I love the Black Futures Month framework encouraging us to imagine the future we want to create and seed new possibilities. It’s important to understand the history and context of structural racism and how it got us to where we are, but it will take imagination to create something new that is rooted in a different value system. It requires taking risks and breaking from historical and current approaches that are rooted in a value system that dehumanizes, exploits, and limits the political and economic power of Black people that created these conditions to begin with. 

How do you see philanthropy (and/or Irvine) and its role in advancing racial equity? 

It’s imperative that philanthropic institutions commit to grantmaking using a racial justice lens and follow up on that commitment with significant, unrestricted, sustained investments in grassroots Black, Indigenous, and people-of-color-led organizations and leaders building power to dismantle structural racism. Anti-Blackness is deeply rooted in the bedrock of our democracy and economy. To address economic inequality, we need a commitment to addressing the myriad of ways that structural racism impacts Black communities.  

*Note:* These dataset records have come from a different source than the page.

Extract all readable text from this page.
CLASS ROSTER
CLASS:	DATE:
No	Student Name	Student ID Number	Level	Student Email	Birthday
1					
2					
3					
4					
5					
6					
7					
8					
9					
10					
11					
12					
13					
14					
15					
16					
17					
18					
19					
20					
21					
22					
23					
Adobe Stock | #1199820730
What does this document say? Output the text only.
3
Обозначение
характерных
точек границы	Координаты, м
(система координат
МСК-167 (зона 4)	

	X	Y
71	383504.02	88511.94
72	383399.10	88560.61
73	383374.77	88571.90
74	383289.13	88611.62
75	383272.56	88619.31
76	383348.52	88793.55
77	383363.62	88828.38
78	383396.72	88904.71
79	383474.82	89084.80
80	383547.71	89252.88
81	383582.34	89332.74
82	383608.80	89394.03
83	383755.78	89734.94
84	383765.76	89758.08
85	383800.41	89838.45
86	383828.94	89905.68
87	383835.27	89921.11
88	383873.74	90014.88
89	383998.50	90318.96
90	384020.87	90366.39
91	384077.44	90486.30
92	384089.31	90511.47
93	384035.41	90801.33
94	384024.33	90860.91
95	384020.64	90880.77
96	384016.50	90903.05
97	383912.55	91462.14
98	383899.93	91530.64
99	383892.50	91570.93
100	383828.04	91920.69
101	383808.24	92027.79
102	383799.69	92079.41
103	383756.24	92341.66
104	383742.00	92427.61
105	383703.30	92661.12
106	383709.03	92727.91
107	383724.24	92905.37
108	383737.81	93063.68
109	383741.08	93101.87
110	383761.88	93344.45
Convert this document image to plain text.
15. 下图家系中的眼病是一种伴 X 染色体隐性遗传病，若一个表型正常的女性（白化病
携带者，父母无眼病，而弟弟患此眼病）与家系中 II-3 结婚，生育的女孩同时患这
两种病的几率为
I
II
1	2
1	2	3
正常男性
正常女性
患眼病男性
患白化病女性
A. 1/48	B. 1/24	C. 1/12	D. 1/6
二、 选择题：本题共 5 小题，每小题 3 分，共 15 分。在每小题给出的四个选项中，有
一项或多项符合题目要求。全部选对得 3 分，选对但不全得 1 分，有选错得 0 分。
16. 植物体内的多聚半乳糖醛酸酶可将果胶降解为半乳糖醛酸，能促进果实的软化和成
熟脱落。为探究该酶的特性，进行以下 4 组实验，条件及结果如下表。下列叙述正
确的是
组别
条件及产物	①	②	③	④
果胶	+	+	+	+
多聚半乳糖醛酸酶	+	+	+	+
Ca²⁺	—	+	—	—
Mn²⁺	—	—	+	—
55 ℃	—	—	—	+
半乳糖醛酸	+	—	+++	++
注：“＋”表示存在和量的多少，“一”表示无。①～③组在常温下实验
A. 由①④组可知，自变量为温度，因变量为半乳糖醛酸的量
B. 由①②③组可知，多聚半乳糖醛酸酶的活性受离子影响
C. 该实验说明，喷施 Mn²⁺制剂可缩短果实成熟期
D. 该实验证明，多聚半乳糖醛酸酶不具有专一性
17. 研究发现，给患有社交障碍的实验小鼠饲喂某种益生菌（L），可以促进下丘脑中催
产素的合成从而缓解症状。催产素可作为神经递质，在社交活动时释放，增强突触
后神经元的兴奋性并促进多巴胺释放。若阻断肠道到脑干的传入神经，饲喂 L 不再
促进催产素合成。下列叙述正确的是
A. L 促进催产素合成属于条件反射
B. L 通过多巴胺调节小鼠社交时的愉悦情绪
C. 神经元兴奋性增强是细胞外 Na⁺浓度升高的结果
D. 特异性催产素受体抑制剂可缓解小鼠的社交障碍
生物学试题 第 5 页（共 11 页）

Race is a relational construct that enshrines a hierarchy of human value in our legal, economic, and democratic institutions. To understand the drivers of inequality in our economy we need strategies that are grounded in a clear understanding of the historical and current impacts our systems have on both Black and Indigenous communities. We must start from this foundation, or our analysis and strategies will only reproduce structural racism and settler colonialism. I’m glad that Irvine is embarking on this journey.